An often unexpected debate that accompanies the influx of new data is which department is responsible for that data. And the phrase “in control of” does differ from “in charge of”, and the distinction is important here. “In charge of” refers to the department that is handling the technical side of the data. “In control of” refers to which departments have access to and can utilize the data.
Regarding whom is in charge of the data, there are two schools of thought. Some would say that the department with the most technical capability should be in charge of all the data. This helps to ensure continuity and easily assigns responsibility. Others would say that the overwhelming volume of data available is too much for one department to handle.
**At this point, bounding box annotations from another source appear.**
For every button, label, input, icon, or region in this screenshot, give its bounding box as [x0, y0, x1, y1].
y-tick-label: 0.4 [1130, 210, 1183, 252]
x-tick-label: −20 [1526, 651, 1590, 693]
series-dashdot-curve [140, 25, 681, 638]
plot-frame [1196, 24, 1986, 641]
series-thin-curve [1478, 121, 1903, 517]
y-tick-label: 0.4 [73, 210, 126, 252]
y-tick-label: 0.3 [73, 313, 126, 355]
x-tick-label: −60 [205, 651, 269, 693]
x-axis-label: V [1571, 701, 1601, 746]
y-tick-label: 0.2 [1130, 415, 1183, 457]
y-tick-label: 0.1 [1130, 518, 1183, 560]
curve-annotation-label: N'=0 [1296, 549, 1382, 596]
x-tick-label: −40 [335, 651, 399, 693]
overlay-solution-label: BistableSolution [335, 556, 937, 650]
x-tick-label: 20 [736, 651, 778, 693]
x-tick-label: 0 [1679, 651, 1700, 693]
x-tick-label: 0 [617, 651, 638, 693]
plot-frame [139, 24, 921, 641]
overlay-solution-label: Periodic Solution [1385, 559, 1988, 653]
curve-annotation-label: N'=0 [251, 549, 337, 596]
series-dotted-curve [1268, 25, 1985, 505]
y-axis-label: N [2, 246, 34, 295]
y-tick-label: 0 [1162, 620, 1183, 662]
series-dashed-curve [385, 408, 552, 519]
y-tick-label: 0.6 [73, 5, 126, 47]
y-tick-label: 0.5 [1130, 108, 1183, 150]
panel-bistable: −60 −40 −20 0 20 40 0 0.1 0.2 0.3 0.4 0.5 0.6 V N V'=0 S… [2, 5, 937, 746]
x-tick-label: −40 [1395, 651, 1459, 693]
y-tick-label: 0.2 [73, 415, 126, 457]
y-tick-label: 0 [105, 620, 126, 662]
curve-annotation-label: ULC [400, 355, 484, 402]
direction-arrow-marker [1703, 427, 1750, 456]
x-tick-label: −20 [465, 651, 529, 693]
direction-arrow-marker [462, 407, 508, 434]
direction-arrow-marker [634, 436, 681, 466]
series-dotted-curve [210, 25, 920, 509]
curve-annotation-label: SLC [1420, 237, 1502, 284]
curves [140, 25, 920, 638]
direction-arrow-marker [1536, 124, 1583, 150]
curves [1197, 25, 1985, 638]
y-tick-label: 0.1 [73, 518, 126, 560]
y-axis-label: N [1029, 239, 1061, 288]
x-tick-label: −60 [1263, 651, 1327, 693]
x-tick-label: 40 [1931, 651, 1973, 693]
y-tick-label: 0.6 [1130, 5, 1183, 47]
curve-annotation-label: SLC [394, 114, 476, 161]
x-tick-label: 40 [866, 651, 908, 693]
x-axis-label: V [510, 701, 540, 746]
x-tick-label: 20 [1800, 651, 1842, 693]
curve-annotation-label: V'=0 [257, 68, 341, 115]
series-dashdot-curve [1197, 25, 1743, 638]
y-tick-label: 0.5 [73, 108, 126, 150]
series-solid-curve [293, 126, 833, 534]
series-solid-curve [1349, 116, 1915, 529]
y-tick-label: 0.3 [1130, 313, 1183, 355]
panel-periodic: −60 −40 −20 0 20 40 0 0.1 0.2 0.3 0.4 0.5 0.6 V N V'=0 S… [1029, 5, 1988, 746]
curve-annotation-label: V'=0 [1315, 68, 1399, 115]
The idea is that an all-hands-on-deck approach helps to better drive the direction of the data and lessens the burden on one department.
When it comes to who is in control of the data (has access to full use), the consensus across the board is fairly clear. The data is best utilized when it’s available to all departments with a need. The interoperability of data between departments helps to drive the integrity of the data, the security of the data, and the overall usability.
Healthcare leaders should have a plan for:
- How incoming data is processed and where it’s going
- Who is responsible for data governance, especially if several departments are in charge of the data
- Clear data definitions for interdepartmental communication
4. How Do You Convert the Data Into Action?
Data for the sake of data doesn’t do anyone any good. It’s imperative that there be a process in place for converting incoming data into meaningful trends and actionable insights. Having a plan in place is what will help elevate your data management to the next level.